Use the view method touch
instead of model.save_changes
to associate the changes with the current view, thus associating any response messages with the view’s cell.
The dictionary returned is the public members of the module.
Widget trait attributes tagged with sync=True
are synchronized with the JavaScript model instance on the JavaScript side. For this reason, they need to be serialized into json
.
By default, basic Python types such as int
, float
, list
and dict
are simply be mapped to Number
, Array
and Object
. For more complex types, serializers and de-serializers must be specified on both the Python side and the JavaScript side.
In many cases, a custom serialization must be specified for trait attributes. For example
Custom serialization can be specified for a given trait attribute through the to_json
and from_json
metadata. These must be functions that take two arguments
In most cases, the second argument is not used in the implementation of the serializer.
Example
For example, in the case of the value
attribute of the DatePicker
widget, the declaration is
value = Datetime(None, allow_none=True).tag(sync=True, to_json=datetime_to_json, from_json=datetime_from_json)
where datetime_to_json(value, widget)
and datetime_from_json(value, widget)
return or handle json data-structures that are amenable to the front-end.
The case of parent child relationships between widget models
When a widget model holds other widget models, you must use the serializers and deserializers provided in ipywidgets packed into the widget_serialization
dictionary.
For example, the HBox
widget declares its children
attribute in the following fashion:
from .widget import widget_serialization
[...]
children = Tuple().tag(sync=True, **widget_serialization)
The actual result of the serialization of a widget model is a string holding the widget id prefixed with "IPY_MODEL_"
.
In order to mirror the custom serializer and deserializer of the Python side, symmetric methods must be provided on the JavaScript side.
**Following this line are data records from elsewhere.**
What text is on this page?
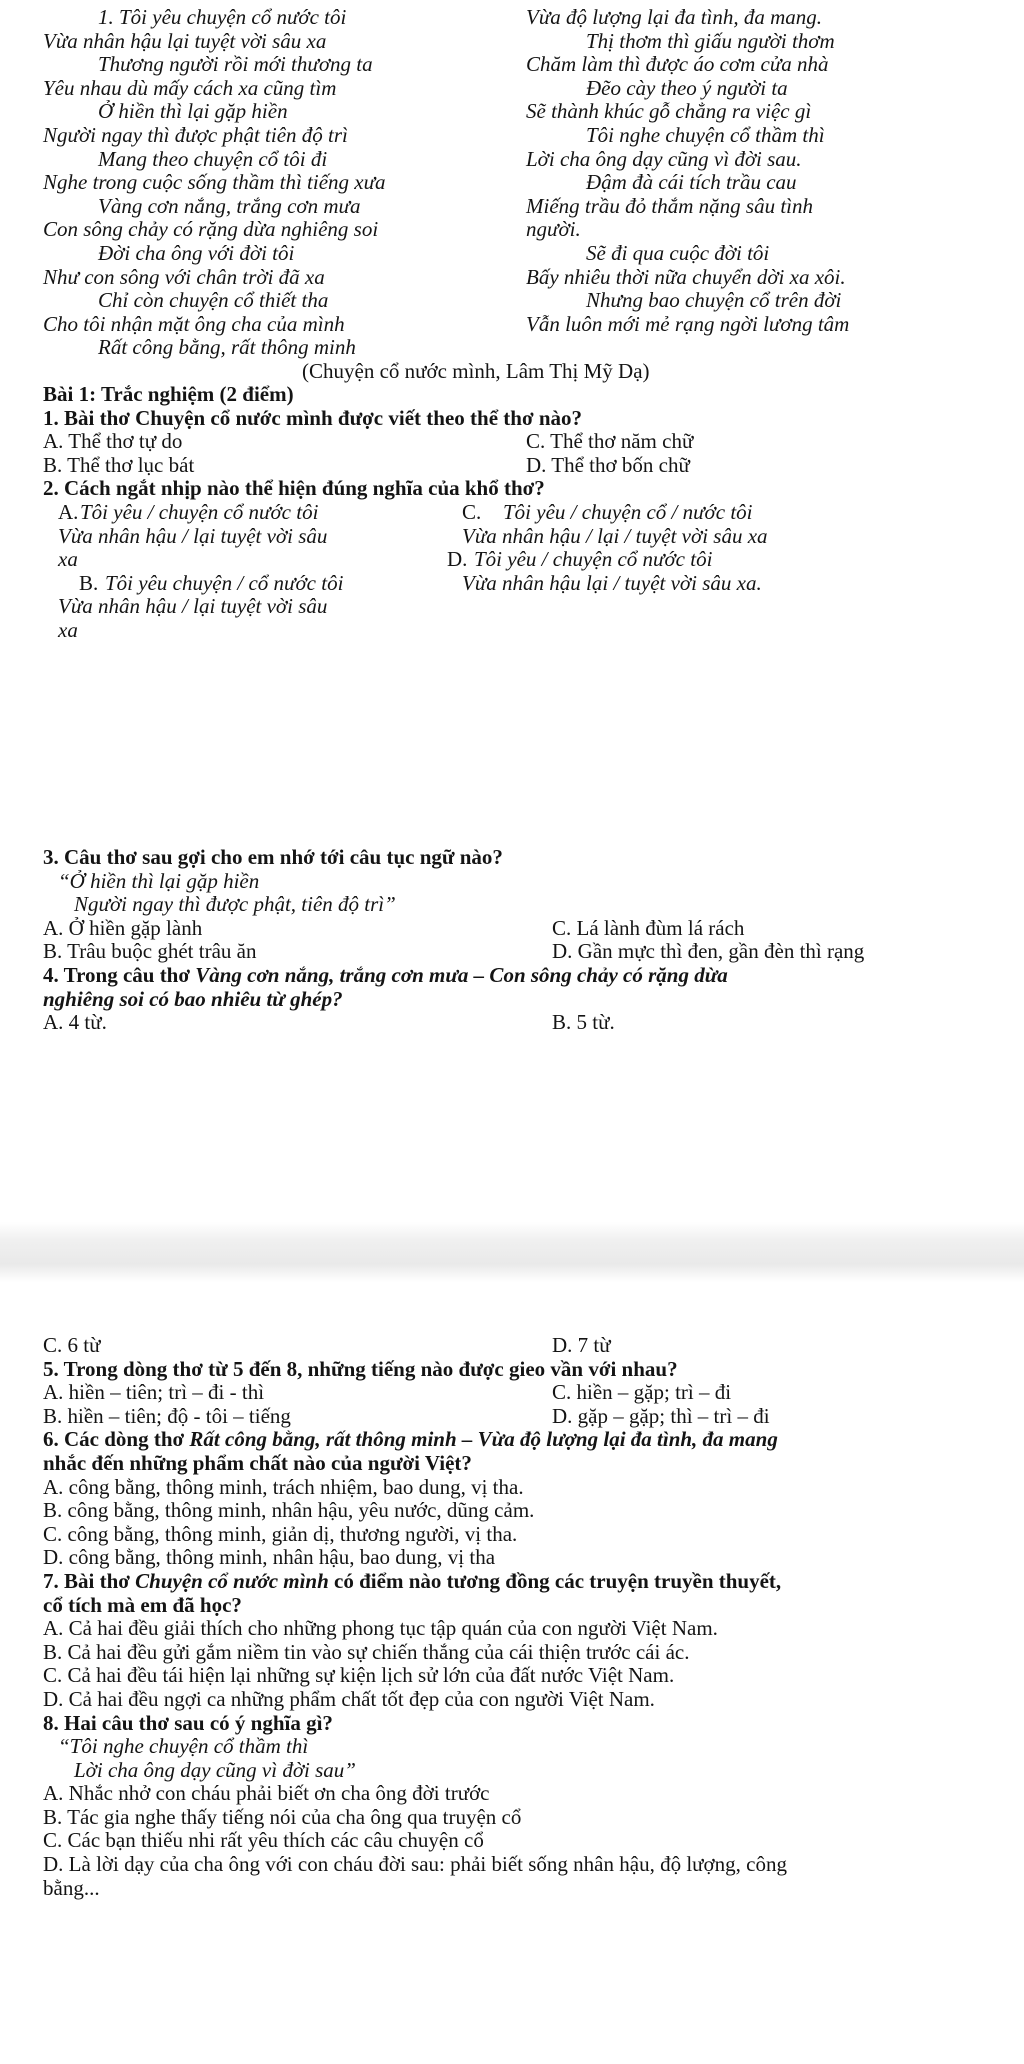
1. Tôi yêu chuyện cổ nước tôi	Vừa độ lượng lại đa tình, đa mang.
Vừa nhân hậu lại tuyệt vời sâu xa	Thị thơm thì giấu người thơm
Thương người rồi mới thương ta	Chăm làm thì được áo cơm cửa nhà
Yêu nhau dù mấy cách xa cũng tìm	Đẽo cày theo ý người ta
Ở hiền thì lại gặp hiền	Sẽ thành khúc gỗ chẳng ra việc gì
Người ngay thì được phật tiên độ trì	Tôi nghe chuyện cổ thầm thì
Mang theo chuyện cổ tôi đi	Lời cha ông dạy cũng vì đời sau.
Nghe trong cuộc sống thầm thì tiếng xưa	Đậm đà cái tích trầu cau
Vàng cơn nắng, trắng cơn mưa	Miếng trầu đỏ thắm nặng sâu tình
Con sông chảy có rặng dừa nghiêng soi	người.
Đời cha ông với đời tôi	Sẽ đi qua cuộc đời tôi
Như con sông với chân trời đã xa	Bấy nhiêu thời nữa chuyển dời xa xôi.
Chỉ còn chuyện cổ thiết tha	Nhưng bao chuyện cổ trên đời
Cho tôi nhận mặt ông cha của mình	Vẫn luôn mới mẻ rạng ngời lương tâm
Rất công bằng, rất thông minh
(Chuyện cổ nước mình, Lâm Thị Mỹ Dạ)
Bài 1: Trắc nghiệm (2 điểm)
1. Bài thơ Chuyện cổ nước mình được viết theo thể thơ nào?
A. Thể thơ tự do	C. Thể thơ năm chữ
B. Thể thơ lục bát	D. Thể thơ bốn chữ
2. Cách ngắt nhịp nào thể hiện đúng nghĩa của khổ thơ?
A. Tôi yêu / chuyện cổ nước tôi	C. Tôi yêu / chuyện cổ / nước tôi
Vừa nhân hậu / lại tuyệt vời sâu	Vừa nhân hậu / lại / tuyệt vời sâu xa
xa	D. Tôi yêu / chuyện cổ nước tôi
B. Tôi yêu chuyện / cổ nước tôi	Vừa nhân hậu lại / tuyệt vời sâu xa.
Vừa nhân hậu / lại tuyệt vời sâu
xa
3. Câu thơ sau gợi cho em nhớ tới câu tục ngữ nào?
“Ở hiền thì lại gặp hiền
Người ngay thì được phật, tiên độ trì”
A. Ở hiền gặp lành	C. Lá lành đùm lá rách
B. Trâu buộc ghét trâu ăn	D. Gần mực thì đen, gần đèn thì rạng
4. Trong câu thơ Vàng cơn nắng, trắng cơn mưa – Con sông chảy có rặng dừa
nghiêng soi có bao nhiêu từ ghép?
A. 4 từ.	B. 5 từ.
C. 6 từ	D. 7 từ
5. Trong dòng thơ từ 5 đến 8, những tiếng nào được gieo vần với nhau?
A. hiền – tiên; trì – đi - thì	C. hiền – gặp; trì – đi
B. hiền – tiên; độ - tôi – tiếng	D. gặp – gặp; thì – trì – đi
6. Các dòng thơ Rất công bằng, rất thông minh – Vừa độ lượng lại đa tình, đa mang
nhắc đến những phẩm chất nào của người Việt?
A. công bằng, thông minh, trách nhiệm, bao dung, vị tha.
B. công bằng, thông minh, nhân hậu, yêu nước, dũng cảm.
C. công bằng, thông minh, giản dị, thương người, vị tha.
D. công bằng, thông minh, nhân hậu, bao dung, vị tha
7. Bài thơ Chuyện cổ nước mình có điểm nào tương đồng các truyện truyền thuyết,
cổ tích mà em đã học?
A. Cả hai đều giải thích cho những phong tục tập quán của con người Việt Nam.
B. Cả hai đều gửi gắm niềm tin vào sự chiến thắng của cái thiện trước cái ác.
C. Cả hai đều tái hiện lại những sự kiện lịch sử lớn của đất nước Việt Nam.
D. Cả hai đều ngợi ca những phẩm chất tốt đẹp của con người Việt Nam.
8. Hai câu thơ sau có ý nghĩa gì?
“Tôi nghe chuyện cổ thầm thì
Lời cha ông dạy cũng vì đời sau”
A. Nhắc nhở con cháu phải biết ơn cha ông đời trước
B. Tác gia nghe thấy tiếng nói của cha ông qua truyện cổ
C. Các bạn thiếu nhi rất yêu thích các câu chuyện cổ
D. Là lời dạy của cha ông với con cháu đời sau: phải biết sống nhân hậu, độ lượng, công
bằng...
On the JavaScript side, serializers are specified through the serializers
class-level attribute of the widget model.
They are generally specified in the following fashion, extending the dictionary of serializers and serializers of the base class. In the following example, which comes from the DatePicker
, the deserializer for the value
attribute is specified.
static serializers = _.extend({
value: {
serialize: serialize_datetime,
deserialize: deserialize_datetime
}
}, BaseModel.serializers)
Custom serializers are functions taking two arguments: the value of the object to [de]serialize, and the widget manager. In most cases, the widget manager is actually not used.
Because the API of any given widget must exist in the kernel, the kernel is the natural place for widgets to be installed. However, kernels, as of now, don’t host static assets. Instead, static assets are hosted by the webserver, which is the entity that sits between the kernel and the front-end. This is a problem, because it means widgets have components that need to be installed both in the webserver and the kernel. The kernel components are easy to install, because you can rely on the language’s built in tools. The static assets for the webserver complicate things, because an extra step is required to let the webserver know where the assets are.
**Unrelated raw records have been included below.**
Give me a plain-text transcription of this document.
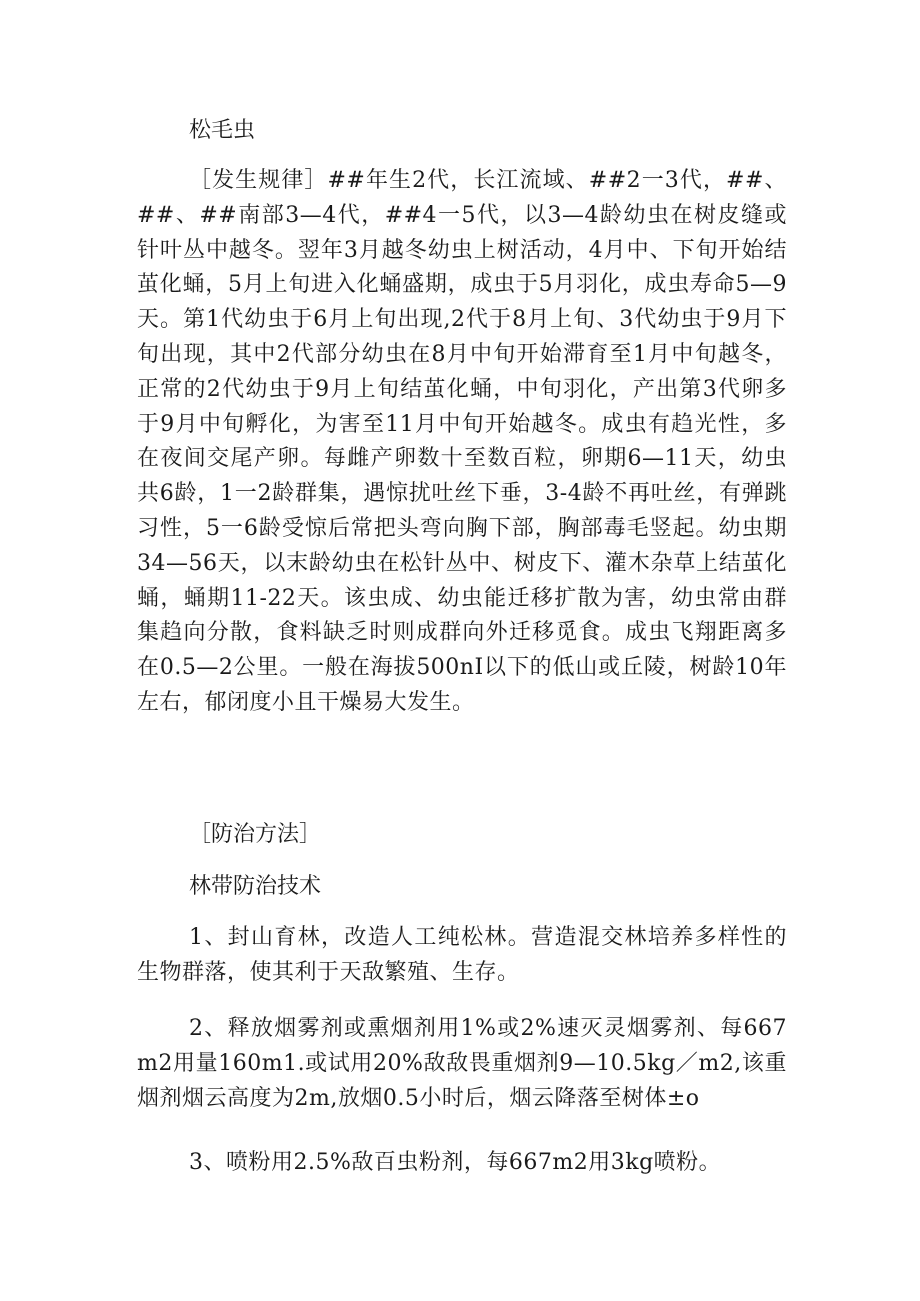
松毛虫

［发生规律］##年生2代，长江流域、##2一3代，##、##、##南部3—4代，##4一5代，以3—4龄幼虫在树皮缝或针叶丛中越冬。翌年3月越冬幼虫上树活动，4月中、下旬开始结茧化蛹，5月上旬进入化蛹盛期，成虫于5月羽化，成虫寿命5—9天。第1代幼虫于6月上旬出现,2代于8月上旬、3代幼虫于9月下旬出现，其中2代部分幼虫在8月中旬开始滞育至1月中旬越冬，正常的2代幼虫于9月上旬结茧化蛹，中旬羽化，产出第3代卵多于9月中旬孵化，为害至11月中旬开始越冬。成虫有趋光性，多在夜间交尾产卵。每雌产卵数十至数百粒，卵期6—11天，幼虫共6龄，1一2龄群集，遇惊扰吐丝下垂，3-4龄不再吐丝，有弹跳习性，5一6龄受惊后常把头弯向胸下部，胸部毒毛竖起。幼虫期34—56天，以末龄幼虫在松针丛中、树皮下、灌木杂草上结茧化蛹，蛹期11-22天。该虫成、幼虫能迁移扩散为害，幼虫常由群集趋向分散，食料缺乏时则成群向外迁移觅食。成虫飞翔距离多在0.5—2公里。一般在海拔500nI以下的低山或丘陵，树龄10年左右，郁闭度小且干燥易大发生。

［防治方法］

林带防治技术

1、封山育林，改造人工纯松林。营造混交林培养多样性的生物群落，使其利于天敌繁殖、生存。

2、释放烟雾剂或熏烟剂用1%或2%速灭灵烟雾剂、每667m2用量160m1.或试用20%敌敌畏重烟剂9—10.5kg／m2,该重烟剂烟云高度为2m,放烟0.5小时后，烟云降落至树体±o

3、喷粉用2.5%敌百虫粉剂，每667m2用3kg喷粉。
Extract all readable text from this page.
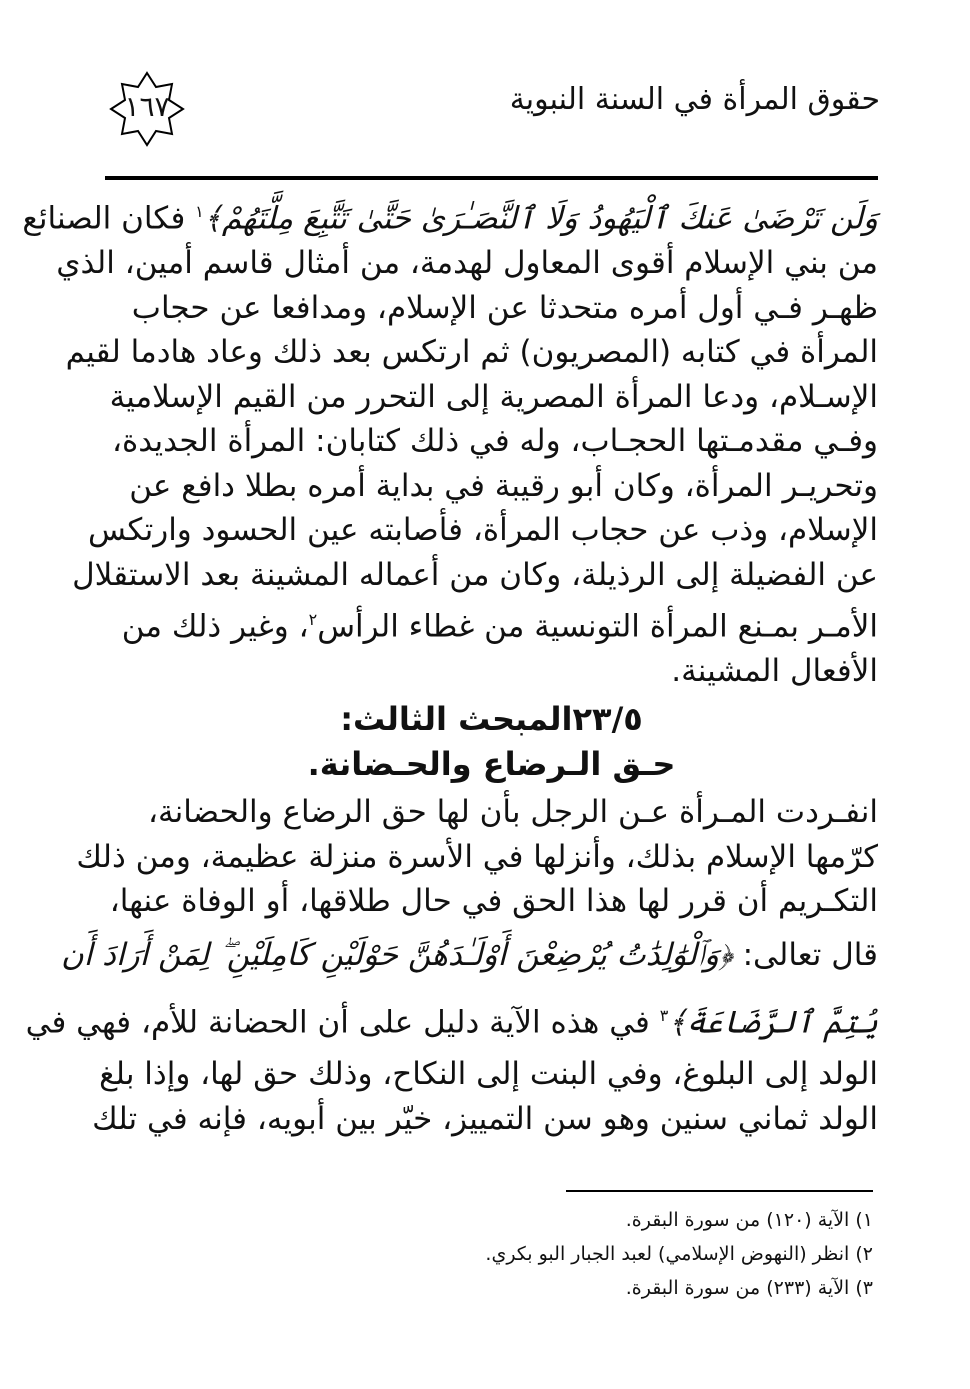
حقوق المرأة في السنة النبوية
١٦٧
وَلَن تَرْضَىٰ عَنكَ ٱلْيَهُودُ وَلَا ٱلنَّصَـٰرَىٰ حَتَّىٰ تَتَّبِعَ مِلَّتَهُمْ﴾$^١$ فكان الصنائع
من بني الإسلام أقوى المعاول لهدمة، من أمثال قاسم أمين، الذي
ظهـر فـي أول أمره متحدثا عن الإسلام، ومدافعا عن حجاب
المرأة في كتابه (المصريون) ثم ارتكس بعد ذلك وعاد هادما لقيم
الإسـلام، ودعا المرأة المصرية إلى التحرر من القيم الإسلامية
وفـي مقدمـتها الحجـاب، وله في ذلك كتابان: المرأة الجديدة،
وتحريـر المرأة، وكان أبو رقيبة في بداية أمره بطلا دافع عن
الإسلام، وذب عن حجاب المرأة، فأصابته عين الحسود وارتكس
عن الفضيلة إلى الرذيلة، وكان من أعماله المشينة بعد الاستقلال
الأمـر بمـنع المرأة التونسية من غطاء الرأس$^٢$، وغير ذلك من
الأفعال المشينة.
٢٣/٥المبحث الثالث:
حـق الـرضاع والحـضانة.
انفـردت المـرأة عـن الرجل بأن لها حق الرضاع والحضانة،
كرّمها الإسلام بذلك، وأنزلها في الأسرة منزلة عظيمة، ومن ذلك
التكـريم أن قرر لها هذا الحق في حال طلاقها، أو الوفاة عنها،
قال تعالى: ﴿وَٱلْوَٰلِدَٰتُ يُرْضِعْنَ أَوْلَـٰدَهُنَّ حَوْلَيْنِ كَامِلَيْنِ ۖ لِمَنْ أَرَادَ أَن
يُتِمَّ ٱلرَّضَاعَةَ﴾$^٣$ في هذه الآية دليل على أن الحضانة للأم، فهي في
الولد إلى البلوغ، وفي البنت إلى النكاح، وذلك حق لها، وإذا بلغ
الولد ثماني سنين وهو سن التمييز، خيّر بين أبويه، فإنه في تلك
١) الآية (١٢٠) من سورة البقرة.
٢) انظر (النهوض الإسلامي) لعبد الجبار البو بكري.
٣) الآية (٢٣٣) من سورة البقرة.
In the case of the classic Jupyter notebook, static assets are made available to the Jupyter notebook in the form of a Jupyter extensions. JavaScript bundles are copied in a directory accessible through the nbextensions/
handler. Nbextensions also have a mechanism for running your code on page load. This can be set using the install-nbextension command.
A template project is available in the form of a cookie cutter: https://github.com/jupyter/widget-cookiecutter
This project is meant to help custom widget authors get started with the packaging and the distribution of Jupyter interactive widgets.
It produces a project for a Jupyter interactive widget library following the current best practices for using interactive widgets. An implementation for a placeholder "Hello World" widget is provided.